What is truth? Or, which truth are you talking about?

Truth has always become a bone of contention. Different people understand it differently. Sometimes, people impose on others their understanding of truth. What is truth? Or, which truth are we talking about? While we do not know everything about it, we can think of several types of truth in our human world.

First, there is a scientific, objective truth. For example, the earth rotates the sun; this is a fact. Even in human lives, if there were a homicide, the truth is there are a killer and victim. Things exist or happen in the world apart from us, or regardless of how we interpret them. In some sense, science belongs to this category of truth.

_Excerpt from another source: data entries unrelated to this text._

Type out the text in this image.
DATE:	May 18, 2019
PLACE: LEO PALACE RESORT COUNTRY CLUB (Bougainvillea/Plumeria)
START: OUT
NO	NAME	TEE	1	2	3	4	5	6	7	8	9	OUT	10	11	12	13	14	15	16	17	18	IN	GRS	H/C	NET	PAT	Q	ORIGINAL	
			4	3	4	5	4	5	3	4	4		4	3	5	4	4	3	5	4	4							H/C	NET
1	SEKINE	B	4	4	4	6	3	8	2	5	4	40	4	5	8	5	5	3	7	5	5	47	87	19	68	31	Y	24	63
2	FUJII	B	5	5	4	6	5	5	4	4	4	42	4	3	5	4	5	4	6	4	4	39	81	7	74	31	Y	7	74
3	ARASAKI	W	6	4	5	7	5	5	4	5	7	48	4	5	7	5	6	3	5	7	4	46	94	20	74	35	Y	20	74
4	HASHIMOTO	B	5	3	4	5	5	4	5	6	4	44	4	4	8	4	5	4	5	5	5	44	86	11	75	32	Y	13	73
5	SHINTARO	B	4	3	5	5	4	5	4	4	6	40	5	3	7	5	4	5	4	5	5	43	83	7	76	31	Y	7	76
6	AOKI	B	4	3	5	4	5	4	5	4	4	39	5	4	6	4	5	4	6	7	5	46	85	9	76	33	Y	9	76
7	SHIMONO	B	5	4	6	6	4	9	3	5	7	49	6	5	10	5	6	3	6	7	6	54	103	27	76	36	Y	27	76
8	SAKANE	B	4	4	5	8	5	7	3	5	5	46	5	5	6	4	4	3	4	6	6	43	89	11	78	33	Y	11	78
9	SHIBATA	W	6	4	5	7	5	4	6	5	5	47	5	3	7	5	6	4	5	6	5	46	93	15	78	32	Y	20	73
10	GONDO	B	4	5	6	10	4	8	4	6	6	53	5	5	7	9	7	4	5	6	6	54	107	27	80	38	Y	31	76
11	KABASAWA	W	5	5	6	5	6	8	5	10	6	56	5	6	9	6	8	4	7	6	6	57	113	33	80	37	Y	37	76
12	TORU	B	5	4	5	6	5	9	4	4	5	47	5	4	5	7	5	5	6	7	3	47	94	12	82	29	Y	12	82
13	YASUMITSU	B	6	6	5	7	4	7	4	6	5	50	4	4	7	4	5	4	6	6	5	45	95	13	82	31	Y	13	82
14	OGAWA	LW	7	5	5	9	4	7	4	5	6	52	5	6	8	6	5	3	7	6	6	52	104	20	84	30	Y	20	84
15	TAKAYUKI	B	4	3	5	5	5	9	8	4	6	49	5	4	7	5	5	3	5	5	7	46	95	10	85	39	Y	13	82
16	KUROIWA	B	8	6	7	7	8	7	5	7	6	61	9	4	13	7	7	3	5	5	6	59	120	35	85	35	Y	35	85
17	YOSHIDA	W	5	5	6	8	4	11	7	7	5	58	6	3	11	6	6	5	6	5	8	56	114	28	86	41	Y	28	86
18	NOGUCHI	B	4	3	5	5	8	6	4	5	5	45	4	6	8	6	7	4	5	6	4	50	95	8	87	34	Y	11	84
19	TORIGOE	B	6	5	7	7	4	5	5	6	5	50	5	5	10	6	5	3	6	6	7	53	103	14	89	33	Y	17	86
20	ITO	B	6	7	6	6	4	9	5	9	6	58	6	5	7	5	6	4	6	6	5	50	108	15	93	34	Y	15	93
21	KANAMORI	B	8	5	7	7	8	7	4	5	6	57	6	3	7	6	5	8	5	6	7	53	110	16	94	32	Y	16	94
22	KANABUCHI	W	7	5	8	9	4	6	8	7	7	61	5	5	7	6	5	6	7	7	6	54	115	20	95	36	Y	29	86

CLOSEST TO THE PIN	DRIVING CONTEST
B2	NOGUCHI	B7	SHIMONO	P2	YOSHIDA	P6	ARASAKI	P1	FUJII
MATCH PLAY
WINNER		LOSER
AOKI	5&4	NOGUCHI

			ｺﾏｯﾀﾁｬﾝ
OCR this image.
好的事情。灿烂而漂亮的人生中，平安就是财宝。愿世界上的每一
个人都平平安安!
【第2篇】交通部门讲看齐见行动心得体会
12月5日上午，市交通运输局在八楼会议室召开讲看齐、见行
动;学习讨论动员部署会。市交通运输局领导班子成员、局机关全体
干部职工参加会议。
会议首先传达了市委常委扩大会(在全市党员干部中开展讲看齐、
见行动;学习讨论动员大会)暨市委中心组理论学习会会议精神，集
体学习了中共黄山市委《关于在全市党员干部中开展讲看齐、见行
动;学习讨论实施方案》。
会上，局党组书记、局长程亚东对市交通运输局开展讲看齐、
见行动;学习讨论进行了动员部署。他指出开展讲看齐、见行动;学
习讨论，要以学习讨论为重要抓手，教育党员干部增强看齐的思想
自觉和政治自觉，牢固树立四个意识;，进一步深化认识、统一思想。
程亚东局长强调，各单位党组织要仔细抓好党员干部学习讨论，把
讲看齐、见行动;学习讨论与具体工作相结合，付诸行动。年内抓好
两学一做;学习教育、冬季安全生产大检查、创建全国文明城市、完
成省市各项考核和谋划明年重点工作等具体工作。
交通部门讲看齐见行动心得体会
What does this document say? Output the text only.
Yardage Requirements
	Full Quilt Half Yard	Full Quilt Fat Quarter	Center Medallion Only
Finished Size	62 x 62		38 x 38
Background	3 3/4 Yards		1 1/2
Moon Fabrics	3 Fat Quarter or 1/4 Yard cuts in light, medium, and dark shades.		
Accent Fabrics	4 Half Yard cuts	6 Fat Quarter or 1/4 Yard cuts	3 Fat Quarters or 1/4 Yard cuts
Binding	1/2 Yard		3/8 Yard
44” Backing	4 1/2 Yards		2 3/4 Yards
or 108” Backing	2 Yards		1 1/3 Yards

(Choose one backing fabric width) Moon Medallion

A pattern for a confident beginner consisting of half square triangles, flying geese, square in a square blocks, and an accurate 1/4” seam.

Second, there is a phenomenological truth, which is a perspectival or interpretive truth. In other words, it has to do with seeing or interpreting what is happening. For example, people see the sun rising and setting. From their eyes, they truly see the sun moving. In complex human lives, for instance, in the case of a homicide, we need to know why it happened. Likewise, in an unjust world, some may point out the problem of unequal distribution of income. In a sense, spirituality, in its broad sense, falls into this category of truth.

Third, and lastly, we can think of religious truth, which is understood and canonized in a particular religious tradition. Various understanding and practices of spirituality are organized and developed into religious forms. For example, while Jesus was a "spiritual" person, later Christianity as a religion emerged and flourished with express claims of religious truth. Along the way, sacred writings (scripture) were produced, collected, and interpreted in ways to support and transmit a set of religious truths. While celebrating a diversity of sacred truth in various religions, we need humility because truth is more than religion.

We should acknowledge each of these areas as unique and necessary. Science helps us realize who we are and where we live. We are from the dust and return to it. Spirituality is a response to science in some respects. How can we live as dust-being? Questions ensue: What happens after death? Why do bad things happen to good people? Too much spirituality or speculation may not be sound. But the sound and proper spiritual response to the harsh realities we face daily is needed. When people codify spirituality or religious experience into a text, namely, scripture, an organized religion starts and helps people stay in a comfortable, challenging community of faith. But the problem begins when religion takes over sound spirituality and unifies people with a single truth claim.

It's interesting to see all three elements of science, spirituality, and scripture in a single text, for example, in Gen 2:7. The first human out of the dust speaks of science. The breath of life breathed into the first human reflects spirituality. When people read Gen 2:7, they read it as scripture and put it in a theological dogma.